There is a model of Prinz Valdemar at the Customs Museum of Copenhagen.

==Miami harbor==
The ship sank in the mouth of the turning basin of Miami harbor on 10 January 1926. It was on its way to becoming a floating hotel, during the heady days of the Florida land boom of the 1920s. Railroads had already begun raising shipping rates in response to the strain created by the population boom, and when the sea route to Miami was blocked the city's image as a tropical paradise began to crumble. Investors were seeing primarily negative press on Miami by 1925, and the rising prices that fueled the land boom stopped rising. The first Miami real estate bubble had burst.
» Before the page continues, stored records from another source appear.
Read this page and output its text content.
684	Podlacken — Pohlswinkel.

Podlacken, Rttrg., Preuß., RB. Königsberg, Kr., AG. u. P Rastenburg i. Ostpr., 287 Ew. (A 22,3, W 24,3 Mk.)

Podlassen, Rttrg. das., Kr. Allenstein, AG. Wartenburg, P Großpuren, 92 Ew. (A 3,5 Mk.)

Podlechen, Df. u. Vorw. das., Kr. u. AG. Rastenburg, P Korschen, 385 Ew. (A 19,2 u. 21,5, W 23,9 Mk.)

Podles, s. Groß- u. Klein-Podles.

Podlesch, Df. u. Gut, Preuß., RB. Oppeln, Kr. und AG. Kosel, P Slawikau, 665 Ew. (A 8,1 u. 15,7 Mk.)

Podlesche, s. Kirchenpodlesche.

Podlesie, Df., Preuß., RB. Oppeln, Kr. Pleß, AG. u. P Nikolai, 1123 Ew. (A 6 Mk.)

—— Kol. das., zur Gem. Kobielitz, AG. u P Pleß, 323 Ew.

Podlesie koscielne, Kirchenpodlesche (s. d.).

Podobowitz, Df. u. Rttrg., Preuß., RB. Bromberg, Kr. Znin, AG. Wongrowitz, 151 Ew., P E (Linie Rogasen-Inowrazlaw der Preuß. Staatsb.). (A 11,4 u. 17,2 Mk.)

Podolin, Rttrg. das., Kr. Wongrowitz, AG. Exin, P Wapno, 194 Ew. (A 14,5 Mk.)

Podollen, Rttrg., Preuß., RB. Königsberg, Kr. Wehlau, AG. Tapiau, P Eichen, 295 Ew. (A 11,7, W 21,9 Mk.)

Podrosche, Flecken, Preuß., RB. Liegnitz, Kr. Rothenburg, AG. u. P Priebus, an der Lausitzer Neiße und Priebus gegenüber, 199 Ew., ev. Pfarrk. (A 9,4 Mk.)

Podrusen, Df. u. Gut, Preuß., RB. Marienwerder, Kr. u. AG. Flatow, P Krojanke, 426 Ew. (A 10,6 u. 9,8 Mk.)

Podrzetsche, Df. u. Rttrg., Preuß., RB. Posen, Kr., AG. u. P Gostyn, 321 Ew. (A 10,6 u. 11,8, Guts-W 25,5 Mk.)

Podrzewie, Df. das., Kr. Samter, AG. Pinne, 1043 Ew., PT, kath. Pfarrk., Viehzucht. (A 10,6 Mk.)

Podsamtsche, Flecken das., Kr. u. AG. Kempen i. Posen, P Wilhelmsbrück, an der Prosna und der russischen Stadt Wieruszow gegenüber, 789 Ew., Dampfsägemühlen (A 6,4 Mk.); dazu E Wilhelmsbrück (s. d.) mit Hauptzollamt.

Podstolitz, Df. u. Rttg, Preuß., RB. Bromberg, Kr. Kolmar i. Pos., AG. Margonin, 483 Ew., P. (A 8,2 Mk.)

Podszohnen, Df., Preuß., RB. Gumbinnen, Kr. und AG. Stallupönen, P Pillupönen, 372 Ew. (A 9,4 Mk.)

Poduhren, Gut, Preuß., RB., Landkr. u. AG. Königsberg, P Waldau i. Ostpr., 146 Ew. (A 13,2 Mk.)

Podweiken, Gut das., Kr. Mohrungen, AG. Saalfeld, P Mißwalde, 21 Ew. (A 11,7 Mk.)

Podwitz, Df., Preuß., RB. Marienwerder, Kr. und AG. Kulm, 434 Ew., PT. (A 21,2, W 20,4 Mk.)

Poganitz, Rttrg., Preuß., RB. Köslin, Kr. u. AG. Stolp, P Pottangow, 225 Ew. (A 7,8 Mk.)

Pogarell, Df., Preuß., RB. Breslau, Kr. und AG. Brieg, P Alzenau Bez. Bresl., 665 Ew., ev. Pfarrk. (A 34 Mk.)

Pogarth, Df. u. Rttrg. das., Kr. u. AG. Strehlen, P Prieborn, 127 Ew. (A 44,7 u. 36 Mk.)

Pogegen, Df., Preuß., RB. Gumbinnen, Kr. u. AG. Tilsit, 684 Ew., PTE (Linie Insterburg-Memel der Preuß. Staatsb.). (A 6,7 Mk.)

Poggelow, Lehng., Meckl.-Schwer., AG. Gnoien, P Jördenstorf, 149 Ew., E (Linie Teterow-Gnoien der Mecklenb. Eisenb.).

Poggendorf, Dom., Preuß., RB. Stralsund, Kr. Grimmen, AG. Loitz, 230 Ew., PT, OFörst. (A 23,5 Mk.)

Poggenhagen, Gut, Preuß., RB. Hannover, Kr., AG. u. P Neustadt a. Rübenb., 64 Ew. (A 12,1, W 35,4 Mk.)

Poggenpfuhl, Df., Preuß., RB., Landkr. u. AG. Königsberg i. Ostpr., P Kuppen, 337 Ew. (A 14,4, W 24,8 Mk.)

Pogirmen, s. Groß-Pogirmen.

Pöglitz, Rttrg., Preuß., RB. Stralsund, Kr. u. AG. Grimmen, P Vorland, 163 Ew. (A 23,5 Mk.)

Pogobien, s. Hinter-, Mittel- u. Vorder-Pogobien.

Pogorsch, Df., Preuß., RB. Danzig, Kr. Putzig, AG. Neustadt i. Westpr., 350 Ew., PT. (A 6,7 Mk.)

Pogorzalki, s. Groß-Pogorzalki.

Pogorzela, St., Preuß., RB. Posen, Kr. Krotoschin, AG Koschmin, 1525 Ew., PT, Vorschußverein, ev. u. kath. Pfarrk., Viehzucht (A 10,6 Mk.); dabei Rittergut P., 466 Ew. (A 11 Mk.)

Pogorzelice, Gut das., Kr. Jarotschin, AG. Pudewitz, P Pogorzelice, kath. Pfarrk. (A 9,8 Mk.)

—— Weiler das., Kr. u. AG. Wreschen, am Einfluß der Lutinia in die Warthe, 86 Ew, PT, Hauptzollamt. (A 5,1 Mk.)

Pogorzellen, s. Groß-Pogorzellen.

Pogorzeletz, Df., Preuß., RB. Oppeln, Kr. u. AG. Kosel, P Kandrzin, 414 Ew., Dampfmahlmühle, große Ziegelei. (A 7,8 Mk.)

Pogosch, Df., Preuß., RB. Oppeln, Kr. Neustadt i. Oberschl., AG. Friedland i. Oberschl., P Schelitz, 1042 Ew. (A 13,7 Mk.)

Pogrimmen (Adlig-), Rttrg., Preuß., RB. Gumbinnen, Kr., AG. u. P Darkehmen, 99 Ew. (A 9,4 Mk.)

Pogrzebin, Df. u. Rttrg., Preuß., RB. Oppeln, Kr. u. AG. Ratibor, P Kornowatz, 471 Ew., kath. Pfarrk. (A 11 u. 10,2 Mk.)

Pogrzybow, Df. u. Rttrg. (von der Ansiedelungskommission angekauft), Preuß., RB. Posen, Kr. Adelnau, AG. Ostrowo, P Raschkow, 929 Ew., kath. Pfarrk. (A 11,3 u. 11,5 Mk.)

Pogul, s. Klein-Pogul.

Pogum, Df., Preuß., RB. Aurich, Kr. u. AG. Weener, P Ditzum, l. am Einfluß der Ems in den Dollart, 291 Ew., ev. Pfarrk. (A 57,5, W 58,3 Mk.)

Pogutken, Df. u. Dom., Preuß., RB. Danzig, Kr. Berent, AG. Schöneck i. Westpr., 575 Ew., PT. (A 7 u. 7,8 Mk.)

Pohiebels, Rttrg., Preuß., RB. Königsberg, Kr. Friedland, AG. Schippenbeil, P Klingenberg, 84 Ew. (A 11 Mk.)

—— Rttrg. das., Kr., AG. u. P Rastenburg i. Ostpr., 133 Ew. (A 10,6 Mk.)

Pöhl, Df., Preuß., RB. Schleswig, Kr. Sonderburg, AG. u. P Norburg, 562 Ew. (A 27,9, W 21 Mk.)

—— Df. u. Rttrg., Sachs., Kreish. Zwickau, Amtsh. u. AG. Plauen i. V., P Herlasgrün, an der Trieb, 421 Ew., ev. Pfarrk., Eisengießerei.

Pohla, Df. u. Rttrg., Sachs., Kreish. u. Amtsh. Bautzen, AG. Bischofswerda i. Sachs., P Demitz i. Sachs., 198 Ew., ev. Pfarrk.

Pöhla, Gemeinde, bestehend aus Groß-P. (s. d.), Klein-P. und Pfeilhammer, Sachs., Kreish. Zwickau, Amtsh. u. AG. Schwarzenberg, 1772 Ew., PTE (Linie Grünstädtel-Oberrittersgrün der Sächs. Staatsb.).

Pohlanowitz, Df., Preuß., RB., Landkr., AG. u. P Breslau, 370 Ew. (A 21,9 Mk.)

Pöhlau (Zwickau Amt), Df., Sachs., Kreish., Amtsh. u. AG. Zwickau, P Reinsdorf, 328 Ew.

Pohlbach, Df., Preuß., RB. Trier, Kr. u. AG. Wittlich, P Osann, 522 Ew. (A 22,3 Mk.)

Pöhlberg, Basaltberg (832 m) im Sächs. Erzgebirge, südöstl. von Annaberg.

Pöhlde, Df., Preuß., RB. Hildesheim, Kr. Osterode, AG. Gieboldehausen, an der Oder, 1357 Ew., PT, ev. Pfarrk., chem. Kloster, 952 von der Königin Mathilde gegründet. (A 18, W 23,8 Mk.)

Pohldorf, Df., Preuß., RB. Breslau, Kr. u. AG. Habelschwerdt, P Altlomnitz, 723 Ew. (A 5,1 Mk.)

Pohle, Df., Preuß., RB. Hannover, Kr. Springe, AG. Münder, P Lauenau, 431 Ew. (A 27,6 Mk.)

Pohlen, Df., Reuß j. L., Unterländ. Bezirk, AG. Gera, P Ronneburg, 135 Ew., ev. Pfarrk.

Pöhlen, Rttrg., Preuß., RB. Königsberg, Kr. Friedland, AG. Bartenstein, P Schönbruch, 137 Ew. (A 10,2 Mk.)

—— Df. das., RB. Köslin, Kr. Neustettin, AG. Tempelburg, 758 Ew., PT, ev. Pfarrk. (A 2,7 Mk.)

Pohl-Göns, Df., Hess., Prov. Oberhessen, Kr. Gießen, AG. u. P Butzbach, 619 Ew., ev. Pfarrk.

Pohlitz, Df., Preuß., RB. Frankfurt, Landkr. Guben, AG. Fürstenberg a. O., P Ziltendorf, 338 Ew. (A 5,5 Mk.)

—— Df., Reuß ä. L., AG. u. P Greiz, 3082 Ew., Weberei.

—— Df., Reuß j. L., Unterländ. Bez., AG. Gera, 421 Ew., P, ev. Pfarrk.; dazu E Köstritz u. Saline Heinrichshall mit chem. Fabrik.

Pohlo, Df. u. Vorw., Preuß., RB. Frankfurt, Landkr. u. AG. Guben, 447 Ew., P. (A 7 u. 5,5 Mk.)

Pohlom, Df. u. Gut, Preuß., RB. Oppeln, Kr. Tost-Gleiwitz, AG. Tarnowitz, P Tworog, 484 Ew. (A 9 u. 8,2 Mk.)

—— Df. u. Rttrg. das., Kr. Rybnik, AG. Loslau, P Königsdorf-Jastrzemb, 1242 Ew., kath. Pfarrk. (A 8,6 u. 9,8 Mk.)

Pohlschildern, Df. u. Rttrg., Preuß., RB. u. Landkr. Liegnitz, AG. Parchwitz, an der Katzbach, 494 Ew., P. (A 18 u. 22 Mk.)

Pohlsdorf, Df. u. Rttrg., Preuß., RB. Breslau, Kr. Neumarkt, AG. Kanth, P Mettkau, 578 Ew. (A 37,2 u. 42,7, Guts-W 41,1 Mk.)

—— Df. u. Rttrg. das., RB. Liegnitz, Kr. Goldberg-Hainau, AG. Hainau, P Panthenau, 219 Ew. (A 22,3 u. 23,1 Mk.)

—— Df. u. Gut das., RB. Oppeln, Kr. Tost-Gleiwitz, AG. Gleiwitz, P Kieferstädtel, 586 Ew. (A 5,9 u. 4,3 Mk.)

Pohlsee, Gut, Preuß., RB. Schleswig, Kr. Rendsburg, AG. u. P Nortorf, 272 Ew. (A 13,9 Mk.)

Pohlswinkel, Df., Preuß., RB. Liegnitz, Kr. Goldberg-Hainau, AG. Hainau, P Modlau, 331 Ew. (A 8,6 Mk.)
The former Prinz Valdemar was towed to near Bayfront Park and enclosed behind a steel bulkhead. After 1937, the area around the ship's hulk was filled in, and grass grew around the former vessel. Several businesses operated from the hulk, including an aquarium, a restaurant, and a beer garden. During World War II, it served as a recreation facility for U.S. Navy petty officers. After the war, the aquarium continued to operate out of the vessel until the city declined to renew its lease in 1949–50. After the departure of the aquarium, the hulk briefly served as a city youth center, but City of Miami engineers declared the vessel unsafe. It sat empty for about a year until it was sold for scrap. The vessel was dismantled in November and December 1952, and was described by the Associated Press in mid-December as "a heap of twisted metal on the edge of palm-lined Biscayne Boulevard".

The wheel of the Valdemar is on display at the HistoryMiami Museum on Flagler Street.